Do combate ao hooliganismo à modernização do espectáculo

    Em 29 de Maio de 1985, na final da Taça dos Campeões Europeus disputada entre a Juventus de Turim e o Liverpool, violentos desacatos no exterior e no interior do estádio de Heysel, em Bruxelas, culminaram na morte de perto de 40 pessoas. Com transmissão televisa para muitos países europeus e mundiais, o acontecimento contribuiu para que o problema da violência entre adeptos de futebol se tornasse uma das questões mais discutidas na imprensa mundial, nas instâncias desportivas e nas instituições políticas. Em particular, o hooliganismo – conotando certas culturas adeptas inglesas – converteu-se desde então num tópico frequente de discursos que, em nome do desporto, afirmaram querer remover deste o que consideravam ser uma sua excrescência. Nomeadamente, o discurso de apelo à “modernização” do futebol fez várias vezes caminho contra o que seria a prevalência no seu seio de fenómenos tidos como primitivos e arcaicos, como o hooliganismo. À “modernização” caberia investir o futebol de uma civilidade que o devolveria à sua essência pacífica.

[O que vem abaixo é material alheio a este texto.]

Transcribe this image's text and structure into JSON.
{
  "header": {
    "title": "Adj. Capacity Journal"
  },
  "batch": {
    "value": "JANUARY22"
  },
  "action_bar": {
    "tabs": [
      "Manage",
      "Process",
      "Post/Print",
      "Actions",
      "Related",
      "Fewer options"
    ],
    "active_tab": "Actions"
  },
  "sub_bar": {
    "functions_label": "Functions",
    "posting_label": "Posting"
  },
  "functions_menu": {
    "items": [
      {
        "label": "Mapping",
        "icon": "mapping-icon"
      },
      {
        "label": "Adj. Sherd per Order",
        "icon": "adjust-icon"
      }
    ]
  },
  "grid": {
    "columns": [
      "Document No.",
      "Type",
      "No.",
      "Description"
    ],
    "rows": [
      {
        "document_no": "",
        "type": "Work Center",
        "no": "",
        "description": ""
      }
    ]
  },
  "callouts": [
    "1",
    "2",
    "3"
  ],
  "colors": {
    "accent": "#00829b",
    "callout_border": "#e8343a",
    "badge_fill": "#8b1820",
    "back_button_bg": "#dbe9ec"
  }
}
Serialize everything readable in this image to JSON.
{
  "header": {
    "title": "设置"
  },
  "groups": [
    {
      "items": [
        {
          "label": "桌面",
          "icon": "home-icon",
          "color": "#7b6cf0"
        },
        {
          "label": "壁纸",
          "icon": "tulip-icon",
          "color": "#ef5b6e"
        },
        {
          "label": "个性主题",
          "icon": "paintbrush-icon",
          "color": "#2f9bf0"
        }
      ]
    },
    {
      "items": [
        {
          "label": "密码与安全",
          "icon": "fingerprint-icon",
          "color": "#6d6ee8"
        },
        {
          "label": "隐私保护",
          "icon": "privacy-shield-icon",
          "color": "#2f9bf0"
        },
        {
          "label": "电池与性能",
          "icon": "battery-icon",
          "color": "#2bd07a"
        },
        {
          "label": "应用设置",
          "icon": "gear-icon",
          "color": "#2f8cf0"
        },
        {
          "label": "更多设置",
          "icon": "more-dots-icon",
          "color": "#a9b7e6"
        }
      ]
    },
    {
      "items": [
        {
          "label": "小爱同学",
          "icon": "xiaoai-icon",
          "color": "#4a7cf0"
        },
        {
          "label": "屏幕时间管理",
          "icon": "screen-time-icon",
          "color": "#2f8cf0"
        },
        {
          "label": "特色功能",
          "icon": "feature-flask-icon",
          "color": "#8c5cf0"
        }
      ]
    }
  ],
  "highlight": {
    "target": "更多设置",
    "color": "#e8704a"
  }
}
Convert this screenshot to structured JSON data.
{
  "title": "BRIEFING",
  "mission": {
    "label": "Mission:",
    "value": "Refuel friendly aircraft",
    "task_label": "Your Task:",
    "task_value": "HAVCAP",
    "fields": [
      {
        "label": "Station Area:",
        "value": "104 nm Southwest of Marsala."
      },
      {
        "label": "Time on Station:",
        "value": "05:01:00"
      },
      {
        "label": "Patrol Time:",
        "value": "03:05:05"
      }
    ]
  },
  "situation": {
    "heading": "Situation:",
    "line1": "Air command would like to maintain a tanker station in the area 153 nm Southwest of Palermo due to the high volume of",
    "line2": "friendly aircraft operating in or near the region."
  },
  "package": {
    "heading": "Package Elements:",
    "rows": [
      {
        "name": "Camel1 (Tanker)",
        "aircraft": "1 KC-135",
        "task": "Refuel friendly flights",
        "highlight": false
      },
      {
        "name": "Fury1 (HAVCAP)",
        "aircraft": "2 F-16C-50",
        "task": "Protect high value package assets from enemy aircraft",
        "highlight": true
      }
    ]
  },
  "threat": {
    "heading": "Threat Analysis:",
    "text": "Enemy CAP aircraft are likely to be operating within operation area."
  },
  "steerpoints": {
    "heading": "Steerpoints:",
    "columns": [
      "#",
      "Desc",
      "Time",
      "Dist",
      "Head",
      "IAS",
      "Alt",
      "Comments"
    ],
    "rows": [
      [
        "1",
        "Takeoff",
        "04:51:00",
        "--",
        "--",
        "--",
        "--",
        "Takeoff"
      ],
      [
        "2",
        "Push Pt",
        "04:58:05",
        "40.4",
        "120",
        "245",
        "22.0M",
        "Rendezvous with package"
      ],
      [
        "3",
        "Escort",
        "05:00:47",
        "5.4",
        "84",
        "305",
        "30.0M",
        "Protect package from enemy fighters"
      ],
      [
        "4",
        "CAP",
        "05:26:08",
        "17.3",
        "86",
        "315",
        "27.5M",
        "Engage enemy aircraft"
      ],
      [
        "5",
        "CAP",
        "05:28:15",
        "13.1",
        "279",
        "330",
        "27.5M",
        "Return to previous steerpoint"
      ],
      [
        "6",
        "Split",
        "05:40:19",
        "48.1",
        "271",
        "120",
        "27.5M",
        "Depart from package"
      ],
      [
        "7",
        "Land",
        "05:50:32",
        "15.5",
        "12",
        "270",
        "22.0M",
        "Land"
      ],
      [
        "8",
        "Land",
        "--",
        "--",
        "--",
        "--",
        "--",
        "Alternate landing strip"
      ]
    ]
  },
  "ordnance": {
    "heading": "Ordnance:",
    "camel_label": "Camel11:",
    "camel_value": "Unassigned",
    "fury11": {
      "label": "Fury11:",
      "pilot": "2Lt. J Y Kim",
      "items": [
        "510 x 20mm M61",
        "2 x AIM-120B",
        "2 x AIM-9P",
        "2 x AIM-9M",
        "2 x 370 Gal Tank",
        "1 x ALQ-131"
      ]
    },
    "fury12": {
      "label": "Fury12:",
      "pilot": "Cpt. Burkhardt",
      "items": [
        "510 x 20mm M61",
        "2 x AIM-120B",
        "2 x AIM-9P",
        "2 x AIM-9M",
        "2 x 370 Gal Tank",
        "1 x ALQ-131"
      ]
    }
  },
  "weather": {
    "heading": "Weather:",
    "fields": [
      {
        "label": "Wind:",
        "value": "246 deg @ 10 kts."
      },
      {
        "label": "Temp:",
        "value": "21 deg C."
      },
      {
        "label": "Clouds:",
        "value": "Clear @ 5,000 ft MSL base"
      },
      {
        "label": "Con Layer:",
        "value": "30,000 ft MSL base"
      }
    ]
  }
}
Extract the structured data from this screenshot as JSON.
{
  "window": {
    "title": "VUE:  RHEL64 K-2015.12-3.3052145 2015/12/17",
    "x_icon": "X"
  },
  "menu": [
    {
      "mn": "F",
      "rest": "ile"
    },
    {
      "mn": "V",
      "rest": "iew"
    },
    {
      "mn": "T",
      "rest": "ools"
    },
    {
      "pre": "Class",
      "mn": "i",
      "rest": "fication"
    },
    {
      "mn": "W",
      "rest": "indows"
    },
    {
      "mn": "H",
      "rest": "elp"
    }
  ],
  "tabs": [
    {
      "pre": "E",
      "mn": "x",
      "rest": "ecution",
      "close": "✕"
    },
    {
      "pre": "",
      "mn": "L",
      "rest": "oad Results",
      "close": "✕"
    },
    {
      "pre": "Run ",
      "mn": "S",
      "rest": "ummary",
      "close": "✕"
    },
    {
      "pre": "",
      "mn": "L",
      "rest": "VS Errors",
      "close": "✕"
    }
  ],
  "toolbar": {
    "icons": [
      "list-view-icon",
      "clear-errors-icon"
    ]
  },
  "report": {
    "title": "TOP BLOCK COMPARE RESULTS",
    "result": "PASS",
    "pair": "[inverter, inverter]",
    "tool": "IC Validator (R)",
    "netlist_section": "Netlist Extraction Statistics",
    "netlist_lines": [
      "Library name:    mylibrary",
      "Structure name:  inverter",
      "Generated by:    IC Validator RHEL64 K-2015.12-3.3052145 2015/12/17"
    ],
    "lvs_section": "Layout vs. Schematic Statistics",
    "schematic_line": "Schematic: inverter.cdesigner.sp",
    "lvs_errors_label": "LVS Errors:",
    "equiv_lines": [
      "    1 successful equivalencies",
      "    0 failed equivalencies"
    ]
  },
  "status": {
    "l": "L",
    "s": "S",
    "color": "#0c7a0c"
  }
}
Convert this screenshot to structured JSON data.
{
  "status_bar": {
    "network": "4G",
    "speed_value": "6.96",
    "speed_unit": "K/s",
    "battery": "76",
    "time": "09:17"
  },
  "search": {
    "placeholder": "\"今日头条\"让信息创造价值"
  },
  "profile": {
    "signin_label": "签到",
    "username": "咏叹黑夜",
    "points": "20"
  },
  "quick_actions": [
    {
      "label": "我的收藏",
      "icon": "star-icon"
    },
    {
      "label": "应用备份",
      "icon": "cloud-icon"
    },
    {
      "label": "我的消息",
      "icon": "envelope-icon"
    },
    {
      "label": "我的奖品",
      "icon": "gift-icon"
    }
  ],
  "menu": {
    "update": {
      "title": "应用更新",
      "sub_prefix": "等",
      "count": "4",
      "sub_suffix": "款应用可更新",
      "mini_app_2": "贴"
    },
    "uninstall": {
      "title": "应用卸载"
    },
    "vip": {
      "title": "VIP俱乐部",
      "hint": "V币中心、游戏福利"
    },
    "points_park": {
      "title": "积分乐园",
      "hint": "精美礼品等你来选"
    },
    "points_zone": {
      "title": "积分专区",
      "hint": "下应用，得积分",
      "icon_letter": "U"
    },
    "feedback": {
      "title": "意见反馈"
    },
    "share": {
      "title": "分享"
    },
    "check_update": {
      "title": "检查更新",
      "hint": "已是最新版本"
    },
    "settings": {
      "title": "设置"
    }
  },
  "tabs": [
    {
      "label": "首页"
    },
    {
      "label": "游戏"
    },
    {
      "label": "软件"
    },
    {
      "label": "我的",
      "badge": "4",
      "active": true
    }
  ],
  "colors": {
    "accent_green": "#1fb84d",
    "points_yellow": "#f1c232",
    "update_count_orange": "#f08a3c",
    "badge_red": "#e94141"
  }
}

Estação de Trem Heysel, em Bruxelas. No fundo o estádio. Foto: Acervo RG e TG, março 2013

    De acordo com um estudo seminal do sociólogo Anthony Smith, The End of Terraces – the Transformation of English Football, parte das medidas reformadoras que transformaram a indústria do futebol na Inglaterra dos anos de 1990, e que estariam na origem da Premier League, legitimaram-se contra o espectro do hooliganismo. Foi o caso, nomeadamente, da remodelação ou substituição de velhos estádios – com os seus lugares de cadeira, bancadas e zonas de peão – por novos estádios, exclusivamente compostos por lugares numerados de cadeira. Destes processos resultou uma modificação do perfil de adepto de estádio. King mostrou como, no caso inglês, as transformações dos anos 1990 implicaram directa ou indirectamente que uma certa cultura proletária e/ou popular do jogo – em parte renitente a novas componentes de espectacularização, como por exemplo a obrigação de ver o jogo sentado, e por outra parte incapaz de acompanhar a subida do preço dos bilhetes – perdesse espaço no interior do estádio. Ou seja, ao mesmo tempo que procurou reafirmar-se a ideia de que o desporto seria lugar de encontro e pacificação, e não de conflito e violência, projectou-se o futebol para um novo lugar no panorama cultural, social e económico das modernas sociedades liberais (King, 2002).

    Observando agora o caso português, se é verdade que neste país não se verificaram situações de violência similares às que marcaram o futebol inglês, é também certo que os poucos episódios que levaram ao registo de feridos graves ou mesmo de mortes de adeptos se constituíram motivo de apelos à modernização do espectáculo. E estes apelos induziram igualmente a modificações a nível da política de segurança dos espectáculos desportivos (Ágoas, 2004). Paradigmática desta modificação foi a criação da figura do assistente de recinto desportivo, os chamados stewards, cuja emergência pode ser vista a partir de vários ângulos.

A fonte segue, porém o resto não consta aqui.